Wie Bloomberg berichtet, fiel die Kryptowährung erneut um bis zu 1,9 %, bevor sie sich etwas erholte und am frühen Montagmorgen bei 42.500 USD notierte. Bitcoin ist damit bereits vier Tage in Folge gefallen, der schlimmste Rückgang seit Mitte Dezember. Kleinere Kryptowährungen gerieten ebenfalls unter Druck, wobei Ether, BNB und Solana eine gemischte Performance zeigten.

Das Bündel von fast einem Dutzend ETFs, unter anderem von den Investment-Titanen BlackRock und Fidelity Investments, begann den Handel am 11. Januar. Bitcoin erreichte kurz nach dem Start der ETFs einen Höchststand von über 49.000 USD, begann dann aber seine Korrektur.

Kryptowährung: Bitcoin-Korrektur nach der Einführung des Spot ETF
Korrektur: Der jüngste Einbruch von Bitcoin nach der Einführung von US-ETFs ist der schlimmste seit Mitte Dezember

Der Anstieg und die schnelle Abwärtsbewegung haben die typischen Merkmale einer „Buy the Rumor, Sell the Fact-Reaktion“, die einige Marktbeobachter erwartet hatten, schrieb Tony Sycamore, ein Marktanalyst bei IG Australia Pty, in einer Notiz. Er sieht ein mögliches Abrutschen auf $38.000 bis $40.000, basierend auf den Signalen der Chartmuster für Bitcoin. Anschließend könnte es dann zu einer Gegenbewegung kommen.

Befürworter der umstrittenen Rolle von Bitcoin als Wertaufbewahrungsmittel behaupten, dass die ersten US-Spot-ETFs für den Token einen besseren Zugang der Anleger zur Kryptowährung ankündigen. Skeptiker verweisen auf den tiefen Absturz der Kryptowährung im Jahr 2022 und die darauf folgenden Insolvenzen als Gründe für eine vorsichtige Haltung gegenüber einer breiteren Akzeptanz, obwohl sich der Markt im vergangenen Jahr deutlich erholt hat.

Gewinnmitnahmen

In einem Beitrag auf der Social-Media-Website X erklärte Eric Balchunas, leitender ETF-Analyst bei Bloomberg Intelligence, dass die neuen US-Spot-Fonds in den ersten beiden Handelstagen einen Nettozufluss von 819 Mio. USD verzeichneten. Darin enthalten sind 500 Millionen Dollar für den iShares Bitcoin Trust von BlackRock und 422 Millionen Dollar für den Fidelity Wise Origin Bitcoin Fund.

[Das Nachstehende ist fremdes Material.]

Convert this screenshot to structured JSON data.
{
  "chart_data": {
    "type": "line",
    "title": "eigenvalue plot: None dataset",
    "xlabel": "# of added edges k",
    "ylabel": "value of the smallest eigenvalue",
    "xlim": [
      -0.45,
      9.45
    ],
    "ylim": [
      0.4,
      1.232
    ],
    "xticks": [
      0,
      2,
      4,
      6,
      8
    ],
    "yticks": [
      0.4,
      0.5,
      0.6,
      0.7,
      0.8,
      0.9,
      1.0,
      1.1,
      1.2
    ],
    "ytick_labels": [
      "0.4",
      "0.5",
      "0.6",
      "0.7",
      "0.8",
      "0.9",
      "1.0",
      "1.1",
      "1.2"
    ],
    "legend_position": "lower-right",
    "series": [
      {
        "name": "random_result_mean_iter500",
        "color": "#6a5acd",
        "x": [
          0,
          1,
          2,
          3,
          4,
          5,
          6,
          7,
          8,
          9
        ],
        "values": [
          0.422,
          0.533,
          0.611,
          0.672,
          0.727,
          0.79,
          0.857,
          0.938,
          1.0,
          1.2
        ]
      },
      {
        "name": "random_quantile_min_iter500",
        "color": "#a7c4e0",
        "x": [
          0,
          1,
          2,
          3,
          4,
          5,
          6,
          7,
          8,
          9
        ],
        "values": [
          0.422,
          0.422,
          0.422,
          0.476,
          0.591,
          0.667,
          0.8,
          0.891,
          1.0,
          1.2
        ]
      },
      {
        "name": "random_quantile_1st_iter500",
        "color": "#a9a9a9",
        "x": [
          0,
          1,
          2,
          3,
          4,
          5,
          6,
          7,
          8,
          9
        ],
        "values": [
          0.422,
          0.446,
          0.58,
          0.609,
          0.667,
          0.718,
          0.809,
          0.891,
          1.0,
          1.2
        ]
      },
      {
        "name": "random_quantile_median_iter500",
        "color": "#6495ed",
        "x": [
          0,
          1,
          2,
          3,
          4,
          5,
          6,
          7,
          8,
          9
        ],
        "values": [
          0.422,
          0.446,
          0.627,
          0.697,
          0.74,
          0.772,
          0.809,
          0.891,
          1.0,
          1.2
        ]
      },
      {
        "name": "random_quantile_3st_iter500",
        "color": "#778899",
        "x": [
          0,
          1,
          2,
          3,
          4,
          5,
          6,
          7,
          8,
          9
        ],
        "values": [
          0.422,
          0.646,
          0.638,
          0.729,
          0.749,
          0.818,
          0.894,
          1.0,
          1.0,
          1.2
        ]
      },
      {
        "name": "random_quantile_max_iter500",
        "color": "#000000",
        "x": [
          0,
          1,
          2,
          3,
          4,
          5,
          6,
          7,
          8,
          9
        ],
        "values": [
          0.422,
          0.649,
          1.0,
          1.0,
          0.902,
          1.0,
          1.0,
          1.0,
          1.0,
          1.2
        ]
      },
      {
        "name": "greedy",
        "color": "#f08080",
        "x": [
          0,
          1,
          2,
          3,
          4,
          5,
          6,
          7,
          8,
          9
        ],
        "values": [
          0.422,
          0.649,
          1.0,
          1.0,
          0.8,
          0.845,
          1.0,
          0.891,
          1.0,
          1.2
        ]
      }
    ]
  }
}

Der 26 Milliarden Dollar schwere Grayscale Bitcoin Trust – der größte Fonds dieser Art – verzeichnete nach der Umwandlung in einen börsengehandelten ETF in der vergangenen Woche Abflüsse in Höhe von 579 Millionen Dollar, so Balchunas. Der Fonds hatte zuvor eine geschlossene Struktur und wurde im vergangenen Jahr mit einem Abschlag zu seinen zugrunde liegenden Basiswert (Underlying) gehandelt, was einige dazu veranlasste, auf eine Verringerung der Lücke zu wetten.

Spekulanten, die jetzt, da der Abschlag fast verschwunden ist, Gewinne aus diesem Handel mitnehmen, könnten Teil des Grundes für die jüngste Schwäche von Bitcoin sein, schrieb Noelle Acheson, Autorin des Newsletters Crypto Is Macro Now.

„Es ist sehr unwahrscheinlich, dass alle Abflüsse aus dem Grayscale Bitcoin Trust zurück in Bitcoin geflossen sind“, sagte sie. „Die neuen Fonds werden in der nächsten Woche wahrscheinlich weiterhin starke Zuflüsse verzeichnen, da Geld, das an der Seitenlinie stand, hineingeschleust wird und die Marketing-Maschinen in Gang kommen. Dies könnte jedoch kurzfristig durch weitere Abflüsse ausgeglichen werden, da spekulative Positionen aufgelöst werden.